You need to consistently do the simple things well. From Day 1. Here is the conflict of interest.

  • Doing the same thing repeatedly gets boring.
  • When things get boring they are done less often.
  • When things are done less often you don’t get good at them.
  • If you don’t get good at them, you stop wanting to do them!

So, the key is to create a framework whereby you have a syllabus of work split into specific content categories, and then each category has sub-categories. Each sub-category has modes of delivery.

The Syllabus in Action

From the above, let's focus on improving strength. Next, from the content we decide to pick lower body exercises. And we can identify a squat as a whole body exercise. 

Now, we can see how many different ways we can perform a bodyweight 2-leg squat. Or what if we change it to a single-leg squat, or a split stance squat? We can then change number of repetitions, or change the leg position, arm position, close our eyes, add in equipment. We can alter the same exercise to make it more challenging, or refined. 

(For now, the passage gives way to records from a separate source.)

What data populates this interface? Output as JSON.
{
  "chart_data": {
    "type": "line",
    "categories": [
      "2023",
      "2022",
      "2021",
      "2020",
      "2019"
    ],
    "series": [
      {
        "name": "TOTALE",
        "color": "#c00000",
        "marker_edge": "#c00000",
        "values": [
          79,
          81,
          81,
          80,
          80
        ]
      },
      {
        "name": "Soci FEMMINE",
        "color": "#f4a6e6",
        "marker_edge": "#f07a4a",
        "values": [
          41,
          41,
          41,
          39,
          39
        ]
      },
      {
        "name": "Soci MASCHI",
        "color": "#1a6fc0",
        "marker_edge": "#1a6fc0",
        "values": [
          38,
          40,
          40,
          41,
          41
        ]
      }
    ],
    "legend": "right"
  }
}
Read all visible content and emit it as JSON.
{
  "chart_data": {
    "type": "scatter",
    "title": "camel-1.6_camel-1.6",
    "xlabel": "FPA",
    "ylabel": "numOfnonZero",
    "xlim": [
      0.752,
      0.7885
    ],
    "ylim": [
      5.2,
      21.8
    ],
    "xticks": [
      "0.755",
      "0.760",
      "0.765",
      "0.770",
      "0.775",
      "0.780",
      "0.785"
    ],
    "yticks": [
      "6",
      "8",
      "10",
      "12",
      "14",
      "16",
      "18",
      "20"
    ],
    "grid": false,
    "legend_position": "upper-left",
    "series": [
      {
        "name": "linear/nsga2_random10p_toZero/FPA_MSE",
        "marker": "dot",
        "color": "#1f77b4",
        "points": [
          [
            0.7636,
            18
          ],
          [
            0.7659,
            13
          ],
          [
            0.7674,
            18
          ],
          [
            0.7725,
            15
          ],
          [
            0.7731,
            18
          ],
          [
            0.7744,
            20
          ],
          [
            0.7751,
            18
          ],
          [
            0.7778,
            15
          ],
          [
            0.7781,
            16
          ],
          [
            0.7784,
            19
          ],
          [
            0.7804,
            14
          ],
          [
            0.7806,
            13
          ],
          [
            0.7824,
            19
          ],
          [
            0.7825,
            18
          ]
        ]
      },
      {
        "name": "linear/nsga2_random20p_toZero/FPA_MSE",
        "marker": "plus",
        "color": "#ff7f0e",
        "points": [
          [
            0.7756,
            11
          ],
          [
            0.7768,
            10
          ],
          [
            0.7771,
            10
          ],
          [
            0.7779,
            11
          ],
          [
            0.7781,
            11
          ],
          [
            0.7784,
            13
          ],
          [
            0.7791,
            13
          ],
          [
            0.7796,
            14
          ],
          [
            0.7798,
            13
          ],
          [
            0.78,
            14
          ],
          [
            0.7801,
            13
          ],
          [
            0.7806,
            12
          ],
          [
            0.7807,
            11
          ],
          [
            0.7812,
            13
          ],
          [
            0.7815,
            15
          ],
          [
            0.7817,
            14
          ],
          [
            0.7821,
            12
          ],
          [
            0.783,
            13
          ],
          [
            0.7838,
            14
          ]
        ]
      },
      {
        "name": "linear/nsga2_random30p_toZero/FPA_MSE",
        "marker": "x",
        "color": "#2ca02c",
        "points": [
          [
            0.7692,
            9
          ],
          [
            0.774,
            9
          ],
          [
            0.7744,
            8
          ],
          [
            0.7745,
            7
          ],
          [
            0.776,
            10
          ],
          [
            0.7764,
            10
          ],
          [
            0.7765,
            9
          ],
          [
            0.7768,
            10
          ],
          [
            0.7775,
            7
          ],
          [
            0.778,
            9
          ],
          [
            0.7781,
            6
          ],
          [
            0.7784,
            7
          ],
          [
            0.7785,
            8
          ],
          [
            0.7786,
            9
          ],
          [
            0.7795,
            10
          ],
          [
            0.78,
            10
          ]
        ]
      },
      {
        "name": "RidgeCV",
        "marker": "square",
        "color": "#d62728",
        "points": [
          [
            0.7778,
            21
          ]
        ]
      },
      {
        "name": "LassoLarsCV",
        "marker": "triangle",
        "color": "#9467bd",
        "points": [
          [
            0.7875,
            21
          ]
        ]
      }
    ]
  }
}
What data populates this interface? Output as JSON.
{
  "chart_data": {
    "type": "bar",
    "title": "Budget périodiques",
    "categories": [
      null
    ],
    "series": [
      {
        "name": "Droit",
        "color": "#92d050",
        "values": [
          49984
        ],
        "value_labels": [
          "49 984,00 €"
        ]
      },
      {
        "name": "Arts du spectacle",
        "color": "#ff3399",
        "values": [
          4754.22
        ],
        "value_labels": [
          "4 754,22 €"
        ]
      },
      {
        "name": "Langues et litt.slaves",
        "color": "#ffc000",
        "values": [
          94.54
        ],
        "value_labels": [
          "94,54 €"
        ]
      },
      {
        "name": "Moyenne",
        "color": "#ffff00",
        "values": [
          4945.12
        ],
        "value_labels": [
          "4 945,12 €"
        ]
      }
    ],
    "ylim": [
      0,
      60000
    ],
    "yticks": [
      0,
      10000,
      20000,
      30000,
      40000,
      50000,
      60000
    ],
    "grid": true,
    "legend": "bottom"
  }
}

And from that, we have gone from just a squat, to many different variations of the same exercise, ensured the consistency is maintained, and encouraged engagement.

In sport we require all facets of physicality at different times and in different quantities. Therefore the need for a progressive and structured syllabus that covers all facets of athletic development and is delivered within a framework of continual progressive challenge, and with multiple engagement modalities is essential and similarly mind-blowing at times when you stop to think about it.

THE LIST IS ENDLESS! You just have to create a "menu" to work from to ensure some structure and consistency of delivery, which in turn means you'll obtain one the most sacred of athletic development principles: Progressive Overload.

3. The Final P: Performance Monitoring

Measuring Progressive Overload is the final P. Performance Monitoring. 

This, again, is a whole other topic and whilst there is a plethora of new technology out there that can add fantastic value to objectifying athleticism, its importance is arguably less than the actual journey of undertaking good physical literacy programs within a safe and effective environment, with exciting and appropriate training equipment and facilities.

Progressive Overload or Consistent Adaptation to Stimuli. In simple coaching terms – getting better through practise every day and challenging the task regularly to create the need to get better.